Datuk Haris Molana - detikNews
Selasa, 08 Sep 2020 17:14 WIB
Jalan rusak ditanam pisang di Medan (dok. Istimewa)
Jalan rusak ditanam pisang di Medan. (dok. Istimewa)
Medan -

Protes terhadap jalan berlubang di Medan dengan menanam pohon pisang di tengah jalan terjadi lagi. Aksi ini pun viral di media sosial.

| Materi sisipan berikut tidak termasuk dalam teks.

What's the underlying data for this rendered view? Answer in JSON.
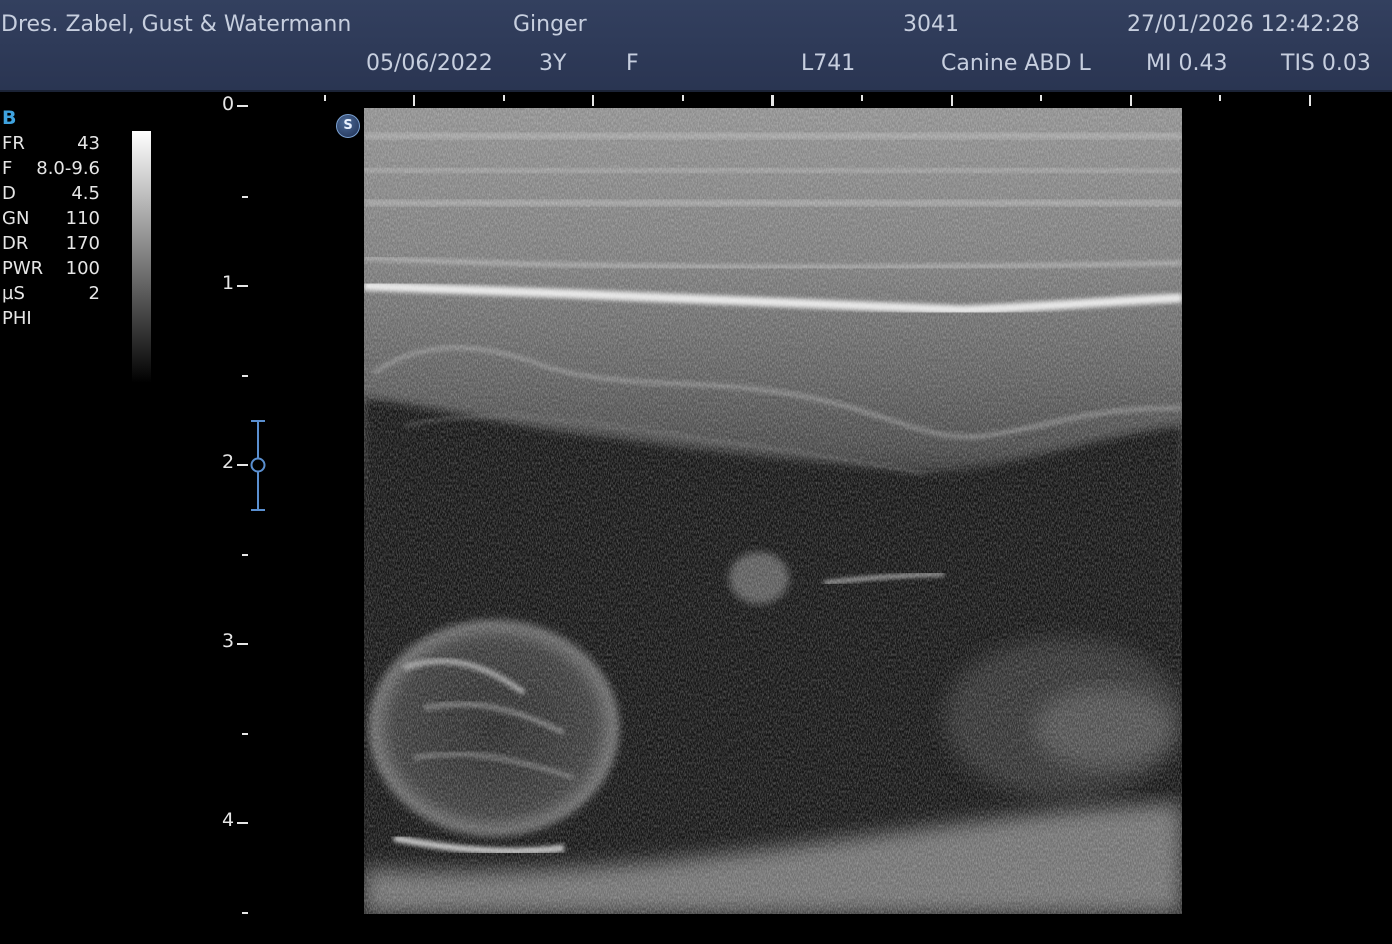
{
  "header": {
    "clinic": "Dres. Zabel, Gust & Watermann",
    "patient_name": "Ginger",
    "patient_id": "3041",
    "datetime": "27/01/2026 12:42:28",
    "birth_date": "05/06/2022",
    "age": "3Y",
    "sex": "F",
    "probe": "L741",
    "preset": "Canine ABD L",
    "mi": "MI 0.43",
    "tis": "TIS 0.03"
  },
  "params": {
    "mode": "B",
    "rows": [
      {
        "name": "FR",
        "value": "43"
      },
      {
        "name": "F",
        "value": "8.0-9.6"
      },
      {
        "name": "D",
        "value": "4.5"
      },
      {
        "name": "GN",
        "value": "110"
      },
      {
        "name": "DR",
        "value": "170"
      },
      {
        "name": "PWR",
        "value": "100"
      },
      {
        "name": "µS",
        "value": "2"
      },
      {
        "name": "PHI",
        "value": ""
      }
    ]
  },
  "depth_scale": {
    "labels": [
      "0",
      "1",
      "2",
      "3",
      "4"
    ]
  },
  "logo": {
    "letter": "S"
  },
  "colors": {
    "header_bg": "#2f3a57",
    "mode_accent": "#3fa3e0",
    "focus_marker": "#5a8fd0"
  }
}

Dilihat detikcom, Selasa (8/9/2020), terlihat pohon pisang ditanam di lubang di jalan. Lubang itu terlihat diisi dengan tanah untuk menanam pohon pisang.

"Penanaman pohon pisang di tengah jalan tepatnya di Jalan Tangkahan, Kec Medan Labuhan, sebagai bentuk protes masyarakat terhadap jalan rusak yang tak kunjung diperbaiki," demikian tulis pengunggah foto tersebut.

Pengunggah, Khoir, mengatakan foto tersebut diambil pagi ini. Dia menduga pohon pisang di Jalan Tangkahan itu dilakukan warga yang kesal karena banyak lubang di jalan itu.

"Iya (kejadiannya hari ini)," kata Khoir.

"Jalannya rusak makanya ditanam pohon pisang sebagai bentuk protes masyarakat kepada pemerintah yang tidak memperbaiki jalan terutama di Jalan Tangkahan," sambungnya.

Foto jalanan rusak hingga ditanami pohon pisang di Medan juga pernah viral sebelumnya. Kondisi jalan yang berlubang itu disebut membahayakan pengendara.

Dilihat detikcom, Senin (17/8), dalam foto viral itu ada satu pohon pisang yang ditanam warga pada lubang yang ada di tengah jalan. Ada juga papan yang bertulisan 'perbaiki jalan kami' dipasang di jalan itu.

detikcom mendatangi lokasi yang disebut dalam foto viral itu, yakni di Jalan Pancing 1, Medan Labuhan. Jalanan di lokasi ini memang terlihat rusak, tapi tak terlihat lagi pohon pisang di lokasi itu.

Warga setempat membenarkan sempat ada pohon pisang yang diletakkan di tengah jalan. Menurut salah satu warga, Soleh, pohon pisang itu diletakkan pada Sabtu (15/8) pagi.

"Iya ada, dikasih kaki sama orang itu, dikasih kayu. Ada juga yang diganjal batu. Dua hari (lalu)-lah pokoknya," ucap Soleh.

"Udah yang ketiga ini. Hari itu ada sekali, semalam itu berturut dia," sambungnya.